I really love pasta dishes. I love them because I love pasta, I love them because they are comforting and most of all I love them because if you have a box of dried pasta and some meat or veggies, in this case fettuccine, broccoli and Italian sausage, you’ve got yourself a meal. A meal that can usually be put together in about a half an hour. Which for me, at this point in my pregnancy has become more important than I ever thought.

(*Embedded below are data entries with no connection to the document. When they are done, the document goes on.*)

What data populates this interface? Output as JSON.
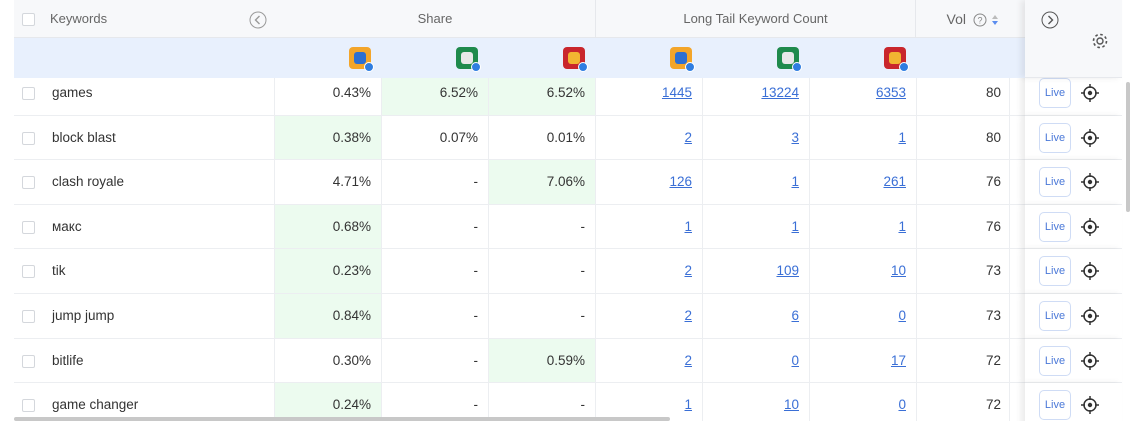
{
  "header": {
    "keywords": "Keywords",
    "share": "Share",
    "long_tail": "Long Tail Keyword Count",
    "vol": "Vol"
  },
  "row_action": "Live",
  "rows": [
    {
      "keyword": "games",
      "share": [
        "0.43%",
        "6.52%",
        "6.52%"
      ],
      "long_tail": [
        1445,
        13224,
        6353
      ],
      "vol": 80
    },
    {
      "keyword": "block blast",
      "share": [
        "0.38%",
        "0.07%",
        "0.01%"
      ],
      "long_tail": [
        2,
        3,
        1
      ],
      "vol": 80
    },
    {
      "keyword": "clash royale",
      "share": [
        "4.71%",
        "-",
        "7.06%"
      ],
      "long_tail": [
        126,
        1,
        261
      ],
      "vol": 76
    },
    {
      "keyword": "макс",
      "share": [
        "0.68%",
        "-",
        "-"
      ],
      "long_tail": [
        1,
        1,
        1
      ],
      "vol": 76
    },
    {
      "keyword": "tik",
      "share": [
        "0.23%",
        "-",
        "-"
      ],
      "long_tail": [
        2,
        109,
        10
      ],
      "vol": 73
    },
    {
      "keyword": "jump jump",
      "share": [
        "0.84%",
        "-",
        "-"
      ],
      "long_tail": [
        2,
        6,
        0
      ],
      "vol": 73
    },
    {
      "keyword": "bitlife",
      "share": [
        "0.30%",
        "-",
        "0.59%"
      ],
      "long_tail": [
        2,
        0,
        17
      ],
      "vol": 72
    },
    {
      "keyword": "game changer",
      "share": [
        "0.24%",
        "-",
        "-"
      ],
      "long_tail": [
        1,
        10,
        0
      ],
      "vol": 72
    }
  ]
}
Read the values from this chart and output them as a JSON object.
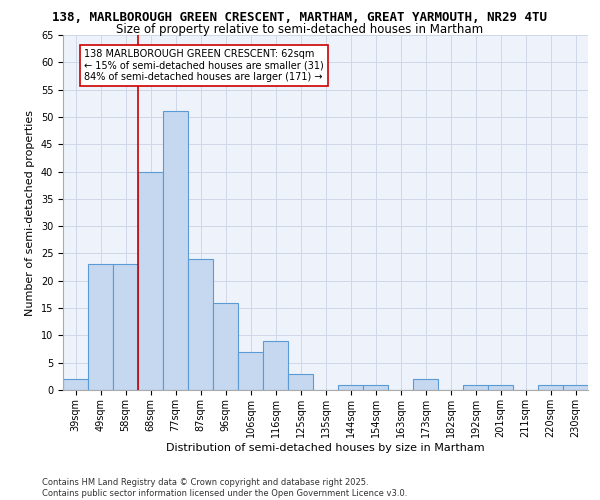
{
  "title_line1": "138, MARLBOROUGH GREEN CRESCENT, MARTHAM, GREAT YARMOUTH, NR29 4TU",
  "title_line2": "Size of property relative to semi-detached houses in Martham",
  "xlabel": "Distribution of semi-detached houses by size in Martham",
  "ylabel": "Number of semi-detached properties",
  "categories": [
    "39sqm",
    "49sqm",
    "58sqm",
    "68sqm",
    "77sqm",
    "87sqm",
    "96sqm",
    "106sqm",
    "116sqm",
    "125sqm",
    "135sqm",
    "144sqm",
    "154sqm",
    "163sqm",
    "173sqm",
    "182sqm",
    "192sqm",
    "201sqm",
    "211sqm",
    "220sqm",
    "230sqm"
  ],
  "values": [
    2,
    23,
    23,
    40,
    51,
    24,
    16,
    7,
    9,
    3,
    0,
    1,
    1,
    0,
    2,
    0,
    1,
    1,
    0,
    1,
    1
  ],
  "bar_color": "#c5d8f0",
  "bar_edge_color": "#5a9bd5",
  "grid_color": "#d0d8e8",
  "background_color": "#eef2fa",
  "vline_x_index": 2,
  "vline_color": "#cc0000",
  "annotation_text": "138 MARLBOROUGH GREEN CRESCENT: 62sqm\n← 15% of semi-detached houses are smaller (31)\n84% of semi-detached houses are larger (171) →",
  "annotation_box_color": "#ffffff",
  "annotation_box_edge": "#cc0000",
  "ylim": [
    0,
    65
  ],
  "yticks": [
    0,
    5,
    10,
    15,
    20,
    25,
    30,
    35,
    40,
    45,
    50,
    55,
    60,
    65
  ],
  "footer_line1": "Contains HM Land Registry data © Crown copyright and database right 2025.",
  "footer_line2": "Contains public sector information licensed under the Open Government Licence v3.0.",
  "title_fontsize": 9.0,
  "subtitle_fontsize": 8.5,
  "tick_fontsize": 7.0,
  "label_fontsize": 8.0,
  "annotation_fontsize": 7.0,
  "footer_fontsize": 6.0,
  "fig_width": 6.0,
  "fig_height": 5.0,
  "fig_dpi": 100
}
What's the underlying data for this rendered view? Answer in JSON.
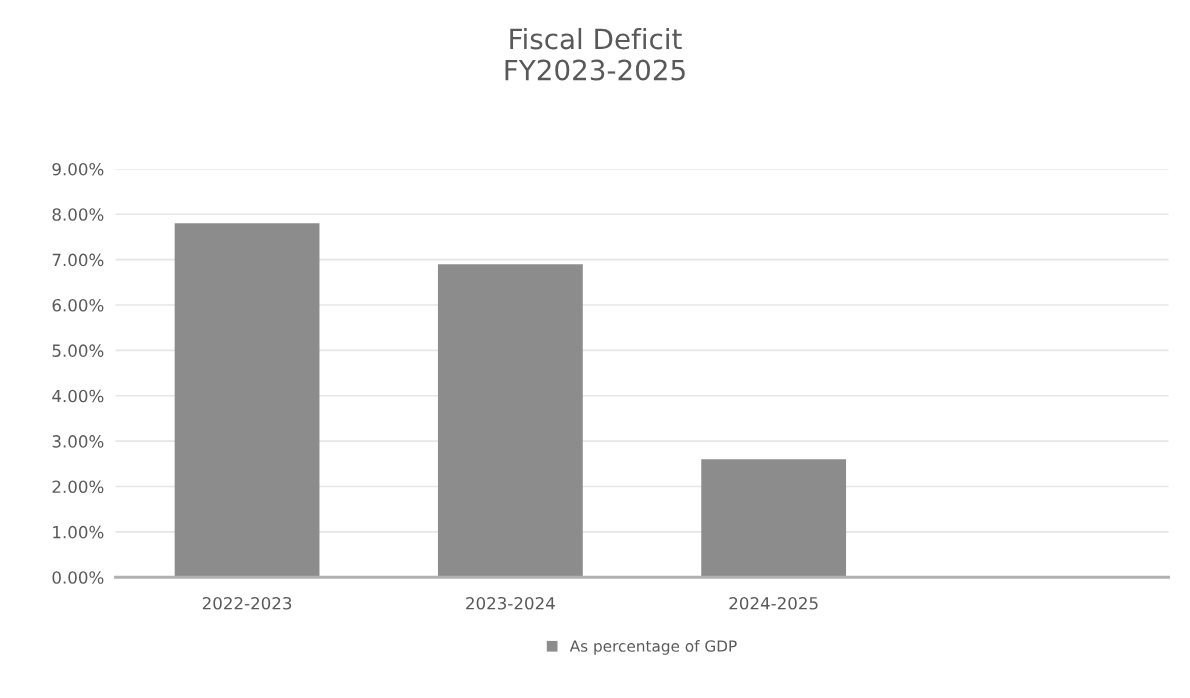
{
  "chart_data": {
    "type": "bar",
    "title": "Fiscal Deficit\nFY2023-2025",
    "categories": [
      "2022-2023",
      "2023-2024",
      "2024-2025",
      null
    ],
    "series": [
      {
        "name": "As percentage of GDP",
        "color": "#8c8c8c",
        "values": [
          7.8,
          6.9,
          2.6,
          null
        ]
      }
    ],
    "ylim": [
      0,
      9
    ],
    "yticks": [
      {
        "value": 0,
        "label": "0.00%"
      },
      {
        "value": 1,
        "label": "1.00%"
      },
      {
        "value": 2,
        "label": "2.00%"
      },
      {
        "value": 3,
        "label": "3.00%"
      },
      {
        "value": 4,
        "label": "4.00%"
      },
      {
        "value": 5,
        "label": "5.00%"
      },
      {
        "value": 6,
        "label": "6.00%"
      },
      {
        "value": 7,
        "label": "7.00%"
      },
      {
        "value": 8,
        "label": "8.00%"
      },
      {
        "value": 9,
        "label": "9.00%"
      }
    ],
    "grid": "y",
    "legend": "bottom"
  }
}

I am currently 9 months pregnant. Yet I have about 4 more weeks to go. I feel like I’ve been lied to my whole life. Word to the wise you are actually pregnant for 10 months. Not that I am complaining, I’m just starting to get really uncomfortable. I have even noticed that these past few weeks I’m having trouble standing long enough to do any experimenting in the kitchen. As a result I have gravitated towards dishes like this pasta that are easy to make, sure to be crowd pleasers, limit the amount of time that I am standing and satisfy my pregnancy craving for anything creamy.
Creamy Broccoli and Sausage FettuccinePrint Recipe
- 1 tablespoon olive oil
- 1 pound Italian sausage links
- 1 pound dried fettuccine
- 2 crowns broccoli, chopped into florets
- 4 cloves garlic, minced
- 3 tablespoons butter
- 2 ounces cream cheese
- 1 cup heavy cream
- 1 cup shredded Parmesan cheese
Heat olive oil in a large skillet over medium-high heat, cook sausage until cooked through. Slice and set aside.
While you are cooking the sausage, bring a large pot of water to a boil and cook pasta according to package directions. During the last 3 minutes of cooking, add the broccoli florets to the water. Cook until they are bright green and have softened. Drain.
Melt the butter in the pan, stir in the garlic, cook for 30 seconds. Return the sausage, pasta and broccoli to the pan. Add in cream cheese and heavy cream. Stir continuously until cream cheese melts. Stir in shredded Parmesan cheese. Toss until combined. Turn off heat and let pasta set for 5 minutes while sauce thickens. Toss once more. Serve hot.